More importantly, the "fetch-at-most-once" property is claimed to be
the primary feature of the Kazaa object dynamics. This property, which
follows directly from the immutability of multimedia objects, has
important implications for the overal behavior of the workload.
One of the implication is that it makes the access patttern
non-Zipf. Another way to think about the "fetch-at-most-once"
property is that every client has a local cache (the local file system)
of all objects ever fetched. Because objects never change,
accessing visited object is always a hit.
- A synthesized model of P2P file sharing workload is built, using
underlying Zipf accesses to objects masked by the "fetch-at-most-once"
property. Simulated object popularity agrees with the trace, which
validates the model for the trace. The effectiveness of a shared proxy
cache is simulated on this model.

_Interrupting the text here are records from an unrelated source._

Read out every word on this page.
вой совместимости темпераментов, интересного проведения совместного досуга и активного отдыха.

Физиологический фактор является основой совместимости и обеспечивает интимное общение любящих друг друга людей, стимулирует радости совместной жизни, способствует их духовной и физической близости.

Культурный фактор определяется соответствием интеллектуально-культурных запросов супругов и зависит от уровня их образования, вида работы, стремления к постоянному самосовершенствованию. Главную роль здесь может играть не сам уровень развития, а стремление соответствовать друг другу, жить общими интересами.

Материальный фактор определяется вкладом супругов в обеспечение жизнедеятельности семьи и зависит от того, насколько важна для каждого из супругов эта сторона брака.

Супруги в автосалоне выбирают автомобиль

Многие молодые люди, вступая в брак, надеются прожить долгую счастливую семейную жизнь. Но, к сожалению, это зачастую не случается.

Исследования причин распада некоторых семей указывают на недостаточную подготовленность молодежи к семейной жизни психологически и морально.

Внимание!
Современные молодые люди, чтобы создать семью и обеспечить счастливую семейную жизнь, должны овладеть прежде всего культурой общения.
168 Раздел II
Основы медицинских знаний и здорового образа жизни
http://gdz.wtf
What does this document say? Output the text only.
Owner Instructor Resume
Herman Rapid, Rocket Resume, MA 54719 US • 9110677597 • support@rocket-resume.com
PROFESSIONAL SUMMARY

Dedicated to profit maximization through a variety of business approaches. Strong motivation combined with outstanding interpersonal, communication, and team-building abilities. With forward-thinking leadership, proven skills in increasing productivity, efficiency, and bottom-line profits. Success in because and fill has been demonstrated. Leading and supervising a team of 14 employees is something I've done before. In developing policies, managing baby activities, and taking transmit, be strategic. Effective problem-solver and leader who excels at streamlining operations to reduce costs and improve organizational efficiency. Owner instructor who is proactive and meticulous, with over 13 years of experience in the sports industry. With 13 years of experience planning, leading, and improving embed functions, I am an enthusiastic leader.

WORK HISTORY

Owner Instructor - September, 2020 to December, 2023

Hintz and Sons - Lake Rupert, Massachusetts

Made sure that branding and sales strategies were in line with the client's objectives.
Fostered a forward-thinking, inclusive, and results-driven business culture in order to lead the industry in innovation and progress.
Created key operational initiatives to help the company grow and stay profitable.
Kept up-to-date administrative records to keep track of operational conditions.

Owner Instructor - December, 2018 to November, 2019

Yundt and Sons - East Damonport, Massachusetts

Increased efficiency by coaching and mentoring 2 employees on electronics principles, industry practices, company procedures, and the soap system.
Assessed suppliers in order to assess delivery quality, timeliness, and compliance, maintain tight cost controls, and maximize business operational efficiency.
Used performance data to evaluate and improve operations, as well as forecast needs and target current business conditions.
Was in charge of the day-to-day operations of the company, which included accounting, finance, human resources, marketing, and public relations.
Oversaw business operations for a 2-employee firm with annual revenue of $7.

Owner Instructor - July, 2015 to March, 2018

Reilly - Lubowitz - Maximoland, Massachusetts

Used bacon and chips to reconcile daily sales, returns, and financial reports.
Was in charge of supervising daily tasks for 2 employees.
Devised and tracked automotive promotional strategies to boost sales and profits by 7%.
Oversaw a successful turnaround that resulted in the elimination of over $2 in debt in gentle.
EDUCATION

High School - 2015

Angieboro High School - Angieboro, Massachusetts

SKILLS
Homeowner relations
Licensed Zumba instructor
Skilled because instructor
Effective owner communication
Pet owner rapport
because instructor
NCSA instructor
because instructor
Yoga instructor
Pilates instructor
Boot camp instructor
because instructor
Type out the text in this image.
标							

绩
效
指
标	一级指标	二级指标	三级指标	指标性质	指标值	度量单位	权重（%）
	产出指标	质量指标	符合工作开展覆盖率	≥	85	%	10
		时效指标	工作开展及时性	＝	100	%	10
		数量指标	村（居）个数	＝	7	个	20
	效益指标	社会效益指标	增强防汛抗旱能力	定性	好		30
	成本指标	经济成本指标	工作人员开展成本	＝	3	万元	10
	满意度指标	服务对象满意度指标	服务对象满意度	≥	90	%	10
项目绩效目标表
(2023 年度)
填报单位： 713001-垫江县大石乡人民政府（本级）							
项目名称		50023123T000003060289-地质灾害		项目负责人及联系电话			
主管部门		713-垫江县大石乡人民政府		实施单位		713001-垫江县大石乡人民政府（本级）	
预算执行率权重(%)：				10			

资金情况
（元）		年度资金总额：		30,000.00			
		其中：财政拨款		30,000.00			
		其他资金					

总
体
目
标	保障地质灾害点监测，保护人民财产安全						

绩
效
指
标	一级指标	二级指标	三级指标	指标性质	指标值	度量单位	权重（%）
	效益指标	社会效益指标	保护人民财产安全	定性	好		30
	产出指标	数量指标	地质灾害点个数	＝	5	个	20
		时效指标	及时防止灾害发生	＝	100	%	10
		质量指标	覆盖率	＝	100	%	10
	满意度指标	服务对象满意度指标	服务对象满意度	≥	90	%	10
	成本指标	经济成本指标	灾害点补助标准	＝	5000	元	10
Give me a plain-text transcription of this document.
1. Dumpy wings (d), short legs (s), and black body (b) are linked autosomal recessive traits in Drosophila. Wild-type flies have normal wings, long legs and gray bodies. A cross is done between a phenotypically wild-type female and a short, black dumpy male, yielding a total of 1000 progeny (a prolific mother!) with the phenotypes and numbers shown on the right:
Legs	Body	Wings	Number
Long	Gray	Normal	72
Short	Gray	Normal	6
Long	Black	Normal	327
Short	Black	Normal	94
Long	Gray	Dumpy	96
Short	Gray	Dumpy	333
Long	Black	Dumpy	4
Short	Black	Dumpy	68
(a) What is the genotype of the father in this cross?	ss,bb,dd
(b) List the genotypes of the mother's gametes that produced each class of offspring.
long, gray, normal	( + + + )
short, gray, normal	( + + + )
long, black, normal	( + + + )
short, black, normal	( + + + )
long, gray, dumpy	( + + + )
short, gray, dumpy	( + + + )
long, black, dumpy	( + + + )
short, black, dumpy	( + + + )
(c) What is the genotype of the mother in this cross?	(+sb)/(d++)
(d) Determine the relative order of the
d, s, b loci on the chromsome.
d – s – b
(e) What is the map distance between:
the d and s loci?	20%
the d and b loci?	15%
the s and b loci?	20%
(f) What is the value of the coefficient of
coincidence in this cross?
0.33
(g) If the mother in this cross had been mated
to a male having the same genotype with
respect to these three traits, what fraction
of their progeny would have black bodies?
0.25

The result suggests that an ideal
proxy cache can have a very good hit rate (60%-90%). But the
required cache size to reach good hit rate is large.
- The last major result is that locality-aware P2P systems can save
large amount of external bandwidth. Although the effectiveness is
certainly related the number of active users inside the organization,
the trace shows that for a University-sized organization, more than 86%
of external bandwidth can be save by using an ideal locality-aware P2P
system. One contributing factor to this high effectiveness is that
popular objects have good availability because more users have them.
One major flaw.
The claim in seciton 4.4 that new clients cannot stabilize
performance is rather counter-intuitive. Presumably under normal
operations, the popularity distribution of all objects should be
stable and object popularity changes over time gradually. Then a
centralized proxy cache will have a stable hit rate, rather than an
ever-decreasing one.